Esther Castells
Ganadora de la III edición
www.excelencialiteraria.com
En las últimas semanas de diciembre y la primera de enero acude a mi memoria “Cuento de Navidad”, la novela breve de Charles Dickens, que nos cuenta cómo durante las noches previas a la Navidad, el avaro Ebenezer Scrooge recibe la visita consecutiva de tres espectros que representan a las Navidades pasadas, a la presente y las futuras. Un auténtico examen de conciencia, un revulsivo para el alma helada de aquel anciano, que le impulsa a replantearse su vida después de contemplar cómo había sido hasta ese momento.
La literatura decimonónica juega con las criaturas espectrales, los monstruos, los fenómenos sobrenaturales y los tormentosos recuerdos. Unos son corpóreos, los otros no. De hecho, hay una gran diferencia entre recuerdos y fantasmas: Si los primeros existen únicamente en la mente de los protagonistas, los segundos se le aparecen con un propósito, a veces doloroso y hasta cruel. De ahí el aturdimiento y el temor inicial del personaje, pues ¿cómo reaccionaría el lector ante una experiencia que no puede explicar y que escapa a su control?
Casi doscientos años después de la publicación de “Cuento de Navidad”, a los protagonistas del comienzo del siglo XXI se nos aparecen otra clase de fantasmas: los digitales. Y es que en este tiempo, por suerte o por desgracia, nada muere. Mejor dicho; todo queda bajo la superficie de un océano de interfaces.

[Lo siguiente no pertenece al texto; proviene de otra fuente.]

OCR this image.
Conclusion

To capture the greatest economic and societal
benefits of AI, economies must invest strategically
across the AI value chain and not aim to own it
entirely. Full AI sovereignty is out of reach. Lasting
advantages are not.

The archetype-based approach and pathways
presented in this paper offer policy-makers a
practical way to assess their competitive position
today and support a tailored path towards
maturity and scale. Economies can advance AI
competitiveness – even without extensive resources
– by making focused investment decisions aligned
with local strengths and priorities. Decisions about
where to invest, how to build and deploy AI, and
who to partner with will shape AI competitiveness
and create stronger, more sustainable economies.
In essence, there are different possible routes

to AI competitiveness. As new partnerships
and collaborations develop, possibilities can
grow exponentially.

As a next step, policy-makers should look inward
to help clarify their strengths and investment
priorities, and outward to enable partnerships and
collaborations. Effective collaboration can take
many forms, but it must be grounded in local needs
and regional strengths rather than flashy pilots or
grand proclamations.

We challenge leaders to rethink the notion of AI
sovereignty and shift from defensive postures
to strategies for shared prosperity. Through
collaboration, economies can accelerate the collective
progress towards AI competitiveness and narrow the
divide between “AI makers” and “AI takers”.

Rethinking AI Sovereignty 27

Las personas que se fueron de nuestra vida física y virtual, resucitan de pronto en Instagram, Whatsapp, Facebook, Linkedin… Estos portales son comparables a los sueños navideños de mister Scrooge. Reviven vínculos formalmente rotos, que se esconden a un clic de distancia, a un clic del aburrimiento y la intromisión. Sea cual sea la razón, los fantasmas orbitan invisibles como planetas a nuestro alrededor. Es un fenómeno más artificioso que el que empleaban los fantasmas del siglo diecinueve. Y más cobarde.
Los espíritus pueden ser una fantasía o presentarse para darnos un mensaje: Catherine Earnshaw –la mujer de blanco de Wilkie Collins– y Bertha Mason tienen algo en común: se manifiestan porque tienen un mensaje que decir o porque su existencia resulta demasiado evidente para permanecer en la oscuridad. Pero cuando la verdad queda expuesta, se baja el telón y damos por concluida la novela.
Los fantasmas de nuestra época, sin embargo, no tienen nada que decir. Aparecen y desaparecen sin propósito ni lógica, por capricho, con la única intención de fisgonear, sin mensaje ni objetivo. No podemos preguntarles ni pedirles explicaciones, puesto que no quieren salir a la luz. No tenemos control sobre sus actos, pero sí sobre los nuestros. Por eso no tendríamos que esperar a la medianoche para que aparezcan en nuestra habitación, es decir, en un nuevo episodio de curiosidad malsana. No tienen poder alguno sobre nosotros. No deberían alterar nuestra rutina, el curso de nuestra vida porque, a pesar de todo, son solo humo. Una sombra en la oscuridad. Fantasmas, en definitiva.